Metropolitan News-Enterprise


Thursday, April 29, 2010


Page 3


Ninth Circuit to Review Ruling That Washington Inmates Can Vote


From Staff and Wire Service Reports


The Ninth U.S. Circuit Court of Appeals said yesterday it will reconsider a suit challenging a Washington law banning imprisoned felons from voting.

Chief Judge Alex Kozinski said in a brief order that a majority of the court’s nonrecused judges had voted to rehear the case of Farrakhan v. Gregoire, 06-35669, en banc.

A split three-judge panel ruled in January that incarcerated felons in Washington should be allowed to vote to ensure that racial minorities are protected under the Voting Rights Act.

That decision overturned the 2000 ruling of a district judge in Spokane, who held that the state’s felon disenfranchisement law did not violate the act, and dismissed a former prison inmate’s lawsuit.

Last year, state legislators passed a law allowing convicted felons to vote again once they finish any parole or probation. Previously, felons who were no longer in state custody were barred from voting if they still owed fines and restitution.

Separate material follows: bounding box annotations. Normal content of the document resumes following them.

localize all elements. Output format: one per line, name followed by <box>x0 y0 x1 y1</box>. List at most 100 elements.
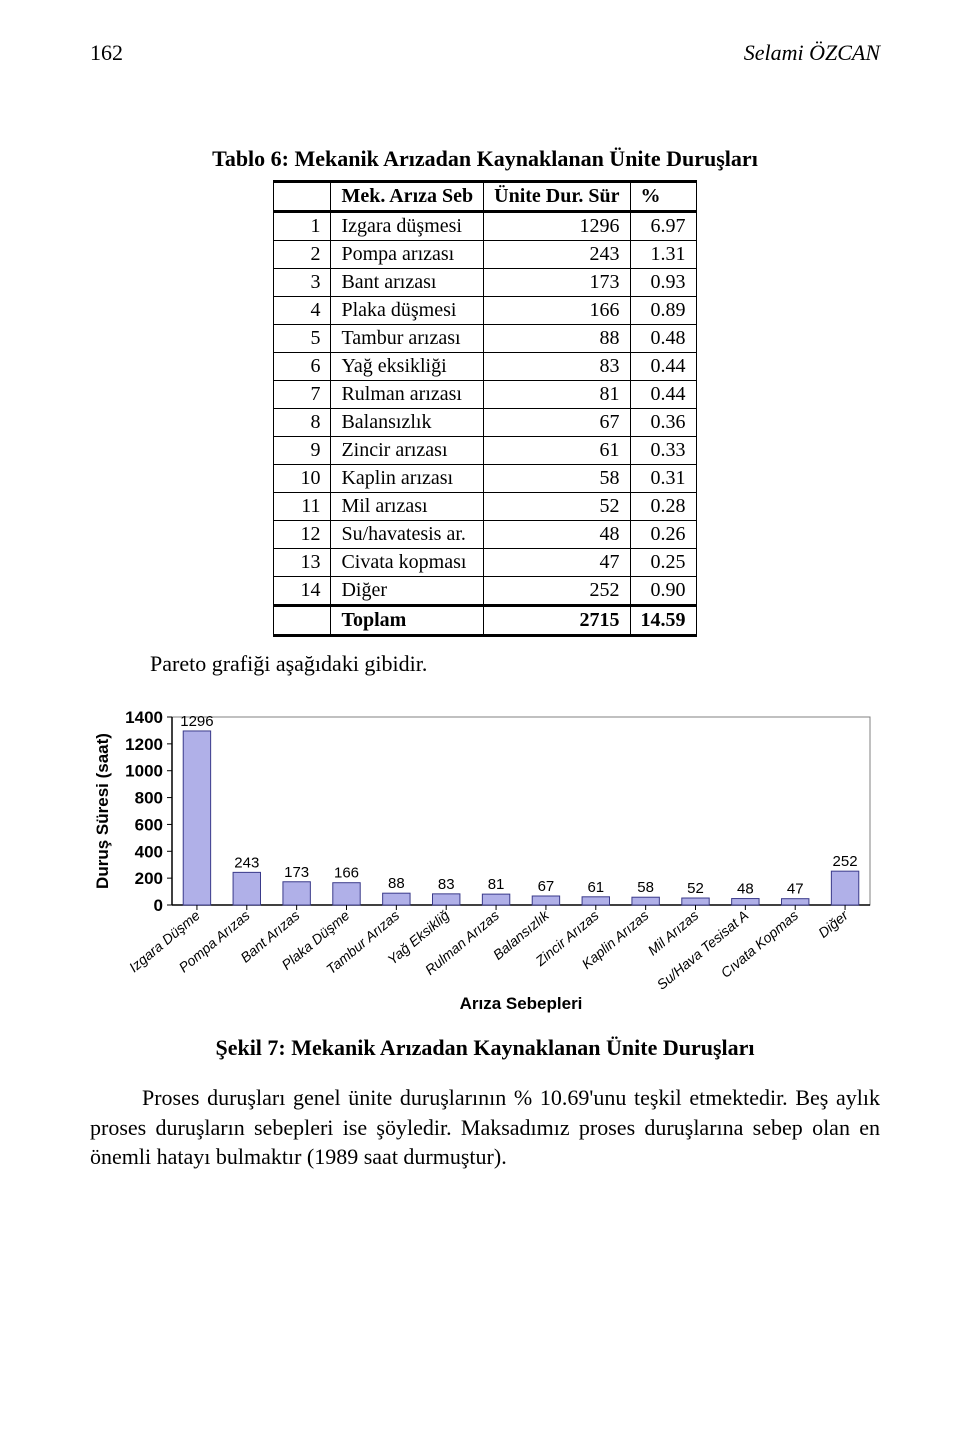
y-tick-label: 1000 <box>125 762 163 781</box>
table-row: 14Diğer2520.90 <box>274 577 696 606</box>
bar-value-label: 173 <box>284 864 309 881</box>
table-cell-idx: 11 <box>274 493 331 521</box>
bar <box>782 899 809 905</box>
bar-value-label: 67 <box>538 878 555 895</box>
table-cell-dur: 243 <box>484 241 630 269</box>
table-cell-pct: 0.26 <box>630 521 696 549</box>
bar <box>732 899 759 905</box>
table-cell-cause: Balansızlık <box>331 409 484 437</box>
table-cell-cause: Zincir arızası <box>331 437 484 465</box>
table-cell-cause: Kaplin arızası <box>331 465 484 493</box>
page-header: 162 Selami ÖZCAN <box>90 40 880 66</box>
table-cell-idx: 9 <box>274 437 331 465</box>
table-cell-idx: 12 <box>274 521 331 549</box>
y-tick-label: 200 <box>135 869 163 888</box>
table-cell-cause: Civata kopması <box>331 549 484 577</box>
bar-value-label: 58 <box>637 879 654 896</box>
table-cell-pct: 0.93 <box>630 269 696 297</box>
table-row: 11Mil arızası520.28 <box>274 493 696 521</box>
table-cell-cause: Izgara düşmesi <box>331 212 484 241</box>
table-row: 5Tambur arızası880.48 <box>274 325 696 353</box>
table-cell-pct: 0.28 <box>630 493 696 521</box>
table-row: 1Izgara düşmesi12966.97 <box>274 212 696 241</box>
page-number: 162 <box>90 40 123 66</box>
table-row: 13Civata kopması470.25 <box>274 549 696 577</box>
table-cell-dur: 48 <box>484 521 630 549</box>
table-cell-dur: 83 <box>484 353 630 381</box>
table-total-label: Toplam <box>331 606 484 636</box>
table-cell-pct: 0.90 <box>630 577 696 606</box>
table-cell-dur: 47 <box>484 549 630 577</box>
bar <box>433 894 460 905</box>
y-tick-label: 800 <box>135 789 163 808</box>
table-cell-dur: 61 <box>484 437 630 465</box>
pareto-note: Pareto grafiği aşağıdaki gibidir. <box>150 651 880 677</box>
table-cell-cause: Mil arızası <box>331 493 484 521</box>
table-title: Tablo 6: Mekanik Arızadan Kaynaklanan Ün… <box>90 146 880 172</box>
table-cell-dur: 88 <box>484 325 630 353</box>
body-paragraph: Proses duruşları genel ünite duruşlarını… <box>90 1083 880 1172</box>
bar-value-label: 47 <box>787 881 804 898</box>
bar-value-label: 166 <box>334 865 359 882</box>
table-row: 10Kaplin arızası580.31 <box>274 465 696 493</box>
table-cell-cause: Su/havatesis ar. <box>331 521 484 549</box>
table-cell-idx: 1 <box>274 212 331 241</box>
table-total-pct: 14.59 <box>630 606 696 636</box>
table-col-cause: Mek. Arıza Seb <box>331 182 484 212</box>
table-cell-pct: 0.25 <box>630 549 696 577</box>
bar <box>482 894 509 905</box>
table-cell-cause: Diğer <box>331 577 484 606</box>
table-cell-dur: 81 <box>484 381 630 409</box>
table-total-blank <box>274 606 331 636</box>
bar <box>183 731 210 905</box>
table-cell-dur: 173 <box>484 269 630 297</box>
bar-chart: Duruş Süresi (saat)020040060080010001200… <box>90 695 880 1015</box>
y-axis-title: Duruş Süresi (saat) <box>93 733 112 889</box>
table-cell-cause: Plaka düşmesi <box>331 297 484 325</box>
table-col-seq <box>274 182 331 212</box>
table-row: 6Yağ eksikliği830.44 <box>274 353 696 381</box>
bar-value-label: 88 <box>388 875 405 892</box>
table-header-row: Mek. Arıza Seb Ünite Dur. Sür % <box>274 182 696 212</box>
bar <box>682 898 709 905</box>
table-row: 8Balansızlık670.36 <box>274 409 696 437</box>
bar-value-label: 1296 <box>180 713 213 730</box>
table-cell-idx: 13 <box>274 549 331 577</box>
bar-value-label: 252 <box>833 853 858 870</box>
table-row: 4Plaka düşmesi1660.89 <box>274 297 696 325</box>
bar-value-label: 83 <box>438 876 455 893</box>
table-cell-cause: Bant arızası <box>331 269 484 297</box>
data-table: Mek. Arıza Seb Ünite Dur. Sür % 1Izgara … <box>273 180 696 637</box>
table-cell-pct: 0.89 <box>630 297 696 325</box>
page: 162 Selami ÖZCAN Tablo 6: Mekanik Arızad… <box>0 0 960 1432</box>
table-row: 3Bant arızası1730.93 <box>274 269 696 297</box>
table-cell-idx: 2 <box>274 241 331 269</box>
table-cell-dur: 1296 <box>484 212 630 241</box>
bar-value-label: 81 <box>488 876 505 893</box>
table-total-dur: 2715 <box>484 606 630 636</box>
y-tick-label: 1400 <box>125 708 163 727</box>
table-cell-idx: 5 <box>274 325 331 353</box>
bar-value-label: 243 <box>234 854 259 871</box>
table-cell-idx: 8 <box>274 409 331 437</box>
table-cell-cause: Rulman arızası <box>331 381 484 409</box>
table-row: 7Rulman arızası810.44 <box>274 381 696 409</box>
bar <box>333 883 360 905</box>
bar <box>283 882 310 905</box>
bar-value-label: 48 <box>737 881 754 898</box>
bar <box>233 872 260 905</box>
y-tick-label: 1200 <box>125 735 163 754</box>
chart-container: Duruş Süresi (saat)020040060080010001200… <box>90 695 880 1015</box>
bar <box>831 871 858 905</box>
y-tick-label: 400 <box>135 842 163 861</box>
table-col-pct: % <box>630 182 696 212</box>
table-cell-idx: 14 <box>274 577 331 606</box>
table-cell-cause: Pompa arızası <box>331 241 484 269</box>
table-cell-dur: 166 <box>484 297 630 325</box>
table-row: 12Su/havatesis ar.480.26 <box>274 521 696 549</box>
table-cell-idx: 10 <box>274 465 331 493</box>
table-cell-dur: 67 <box>484 409 630 437</box>
table-row: 2Pompa arızası2431.31 <box>274 241 696 269</box>
table-cell-cause: Yağ eksikliği <box>331 353 484 381</box>
table-cell-idx: 3 <box>274 269 331 297</box>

Judge A. Wallace Tashima wrote for the majority in January that disparities in the state’s justice system “cannot be explained by non-racial reasons.” Joined by Judge Stephen Reinhardt, he said the state’s automatic disenfranchisement of felons resulted in the denial of the right to vote on account of race in violation of the 1965 act.

Judge M. Margaret McKeown dissented that the case should be remanded to the district court for findings on whether there was racial discrimination in the Washington criminal justice system and for the court to weigh other factors to determine if there was a violation.

The lawsuit was filed by Muhammad Shabazz Farrakhan of Bellevue, Washington. He was serving a three-year sentence at the Washington State Penitentiary in Walla Walla for a series of felony-theft convictions when he sued the state in 1996.

Ultimately, five other inmates, all members of racial minority groups, joined as plaintiffs.

The lawsuit contended that because nonwhites make up a large percentage of the prison population, a state law prohibiting inmates and parolees from voting is illegal because it dilutes the electoral clout of minorities, violating the 1965 act.

The state contended that the lawsuit should be dismissed because the law was not intended to discriminate against minorities.